Adam Bonica

2026 Andrew Carnegie Fellows

Adam Bonica

Professor of Political Science, Stanford University

Adam Bonica is a professor of political science at Stanford University. His research examines how money in politics shapes democratic institutions, representation, and polarization in the United States. He is the creator of the Database on Ideology, Money in Politics, and Elections (DIME), the most comprehensive public resource for tracking political contributions and a tool for scholars and journalists studying political influence.

Bonica’s scholarship spans grassroots digital fundraising, mega-donor networks, judicial politicization, and the relationship between campaign finance and democratic backsliding. His work appears in leading journals across political science, law, and economics, and his book with Maya Sen, The Judicial Tug of War (Cambridge University Press, 2020), examines how political incentives shape the American judiciary. Bonica also contributes regularly to national debates through The New York Times, The Washington Post, Los Angeles Times, and MSNBC, and writes On Data and Democracy, a widely read Substack that translates empirical research into accessible analysis for journalists, policymakers, and the public.

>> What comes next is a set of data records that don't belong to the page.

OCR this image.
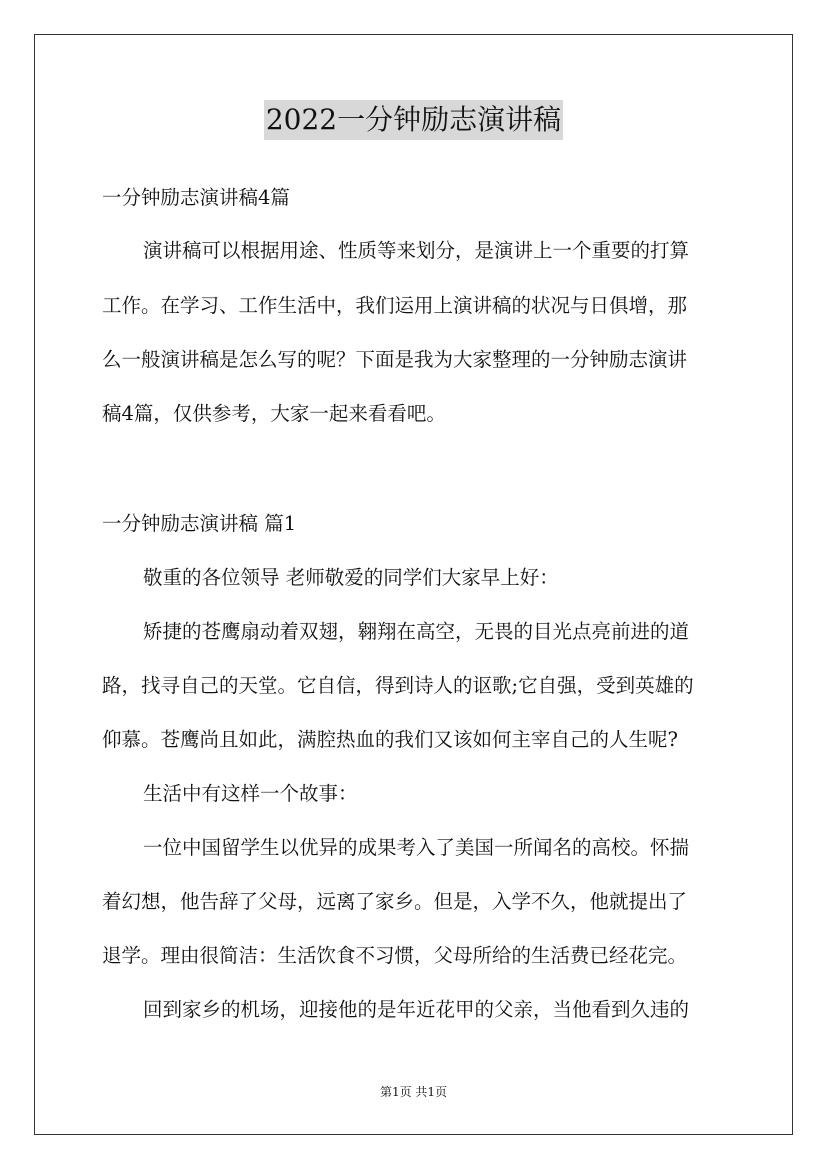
2022一分钟励志演讲稿
一分钟励志演讲稿4篇
演讲稿可以根据用途、性质等来划分，是演讲上一个重要的打算
工作。在学习、工作生活中，我们运用上演讲稿的状况与日俱增，那
么一般演讲稿是怎么写的呢？下面是我为大家整理的一分钟励志演讲
稿4篇，仅供参考，大家一起来看看吧。
一分钟励志演讲稿 篇1
敬重的各位领导 老师敬爱的同学们大家早上好：
矫捷的苍鹰扇动着双翅，翱翔在高空，无畏的目光点亮前进的道
路，找寻自己的天堂。它自信，得到诗人的讴歌;它自强，受到英雄的
仰慕。苍鹰尚且如此，满腔热血的我们又该如何主宰自己的人生呢?
生活中有这样一个故事：
一位中国留学生以优异的成果考入了美国一所闻名的高校。怀揣
着幻想，他告辞了父母，远离了家乡。但是，入学不久，他就提出了
退学。理由很简洁：生活饮食不习惯，父母所给的生活费已经花完。
回到家乡的机场，迎接他的是年近花甲的父亲，当他看到久违的
第1页 共1页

Bonica’s project, “The Fundraising Doom Loop: How Money in Politics Prevents Depolarization,” explores the argument that corruption — specifically, a campaign finance system that couples predatory small-donor fundraising with dependence on a narrow class of mega-donors — is the central obstacle to reducing polarization in American democracy, and that historically the most effective path out of polarized, authoritarian-leaning eras has run through anti-corruption politics rather than ideological compromise. Drawing on the DIME database, large-scale data analyses, and comparative evidence from democratic transitions worldwide, the project will show that rejecting mega-donor money is both electorally viable and strategically advantageous.